Yayınlanan kitabın 14 yazarın öykülerinden oluşan bir seçki olduğunu belirten Öğüt, bunun Türkiye'de çok fazla örneği olmayan, bir atölyede üretilen eserlerin kitaplaşması açısından "çok hoş bir şey" olduğunu ifade etti ve atölyeleri sürdürme niyetinde olduklarını ekledi.
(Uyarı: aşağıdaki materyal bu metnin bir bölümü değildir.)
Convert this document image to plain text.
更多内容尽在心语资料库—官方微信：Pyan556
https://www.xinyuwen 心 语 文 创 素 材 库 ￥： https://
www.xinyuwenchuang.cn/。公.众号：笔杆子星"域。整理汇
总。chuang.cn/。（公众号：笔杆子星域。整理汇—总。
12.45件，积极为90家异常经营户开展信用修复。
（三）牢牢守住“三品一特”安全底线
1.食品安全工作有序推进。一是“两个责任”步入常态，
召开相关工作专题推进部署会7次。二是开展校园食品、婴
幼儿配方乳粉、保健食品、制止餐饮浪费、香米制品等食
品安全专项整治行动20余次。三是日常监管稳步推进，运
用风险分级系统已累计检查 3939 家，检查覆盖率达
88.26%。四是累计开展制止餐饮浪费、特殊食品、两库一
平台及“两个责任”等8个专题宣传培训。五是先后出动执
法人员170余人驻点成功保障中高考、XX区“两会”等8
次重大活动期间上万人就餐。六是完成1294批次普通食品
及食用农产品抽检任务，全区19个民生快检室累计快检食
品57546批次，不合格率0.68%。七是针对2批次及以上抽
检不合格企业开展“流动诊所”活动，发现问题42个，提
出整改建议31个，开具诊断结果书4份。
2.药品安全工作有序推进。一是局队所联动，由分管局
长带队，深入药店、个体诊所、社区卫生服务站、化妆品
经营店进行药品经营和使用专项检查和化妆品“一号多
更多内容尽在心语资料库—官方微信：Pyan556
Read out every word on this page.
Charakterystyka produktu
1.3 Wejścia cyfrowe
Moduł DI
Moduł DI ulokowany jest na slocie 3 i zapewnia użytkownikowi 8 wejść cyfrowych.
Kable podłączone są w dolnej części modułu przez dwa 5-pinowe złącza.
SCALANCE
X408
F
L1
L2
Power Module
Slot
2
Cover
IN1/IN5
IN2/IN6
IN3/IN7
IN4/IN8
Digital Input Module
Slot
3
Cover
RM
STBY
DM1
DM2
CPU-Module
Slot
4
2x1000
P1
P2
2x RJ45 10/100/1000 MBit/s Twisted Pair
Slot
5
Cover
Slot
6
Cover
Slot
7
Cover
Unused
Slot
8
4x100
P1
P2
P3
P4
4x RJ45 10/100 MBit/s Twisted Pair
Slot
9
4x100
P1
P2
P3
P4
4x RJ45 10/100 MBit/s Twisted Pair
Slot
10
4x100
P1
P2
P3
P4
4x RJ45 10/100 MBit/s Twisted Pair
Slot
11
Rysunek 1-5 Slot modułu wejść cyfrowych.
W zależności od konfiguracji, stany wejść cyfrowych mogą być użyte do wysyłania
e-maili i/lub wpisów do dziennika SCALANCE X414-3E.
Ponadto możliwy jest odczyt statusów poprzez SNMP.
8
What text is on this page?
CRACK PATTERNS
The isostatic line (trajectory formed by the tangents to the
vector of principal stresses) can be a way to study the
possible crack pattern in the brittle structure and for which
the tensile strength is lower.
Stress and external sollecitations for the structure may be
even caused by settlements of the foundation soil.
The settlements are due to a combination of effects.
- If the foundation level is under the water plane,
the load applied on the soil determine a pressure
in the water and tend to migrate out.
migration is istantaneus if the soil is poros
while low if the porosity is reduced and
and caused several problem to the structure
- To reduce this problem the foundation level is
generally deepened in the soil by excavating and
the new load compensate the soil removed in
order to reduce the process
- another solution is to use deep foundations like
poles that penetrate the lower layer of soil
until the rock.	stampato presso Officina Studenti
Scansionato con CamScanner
Yazar adaylarından duygu dolu yorumlar
Atölye katılımcıları, yazma süreçlerinin kendileri için ne denli dönüştürücü olduğunu dile getirdiler. Zafer Güner, atölyenin sadece bir eğitim değil, aynı zamanda "insanların kendilerini bulduğu bir yer" olduğunu ve yoğun bir sinerjiyle duyguların aktarıldığı güzel bir süreç yaşandığını belirtti. Ortaya çıkan "Anlatılmayan Öyküler" kitabının ise 14 yazar arkadaşıyla birlikte gurur duydukları bir eser olduğunu söyledi.
Yıllardır yazma arzusu taşıyan Banu Ağra, hocanın inancı ve yaratıcı yaklaşımıyla "sessiz öykülerini kaleme aldığını" ifade ederken, kitabın çıkmasını "yeni doğan bir bebek gibi" güzel bir duygu olarak tanımladı. Yazarlığa adım atan Ozan Özden, atölyenin kendisine çok şey kattığını ve daha önce hiç yazarlık deneyimi olmayan birinin bile eser üretebileceğini gördüğünü söyledi. Kitaplaşmanın sürpriz olduğunu ve severek ilerlediklerini dile getirdi.
Selim Pilavcı ise 4 aylık sürecin heyecan ve mutluluk verici olduğunu, kendi yaşadıklarını ve başkalarının deneyimlerini kaleme dökme arzusunun gerçekleştiğini belirtti. Rukiye Kahraman, "anlatılmayan bir sürü öyküsü olduğu için" atölyeye geldiğini ve yazma geçmişi olmamasına rağmen ilerleyebildiğini vurguladı. Oluşan kitabın kendisi için "sonsuza kadar başucunda kalabilecek bir hediye" olduğunu ifade etti. Edebiyat dünyasına giren Sevim Yüce ise keman eşliğinde öyküler yazmanın ayrıcalığını ve AASSM'nin kültürel önemini vurguladı. Kitapta öyküsü yer alan Büşra Karahan da Gündüz Öğüt'e teşekkür ederek, yazı yazmayı öğrendiğini ve elinde çok güzel bir hediye olduğunu belirtti.
Gündüz Öğüt'ün hazırladığı ve Potkal Kitap tarafından basılan "Anlatılmayan Öyküler" kitabı; Rukiye Kahraman, Ozan Özden, Banu Ağra, Büşra Karahan, Selim Pilavcı, Elif Önel, Nesrin Baki Tosun, Nilgün Ceyhan, Pelin B., Sevim Yüce, Taner Kılıç, Zafer Güner, Ozan Alper Özdemir ve Şeyma Polat'ın birbirinden özgün öykülerinden oluşuyor.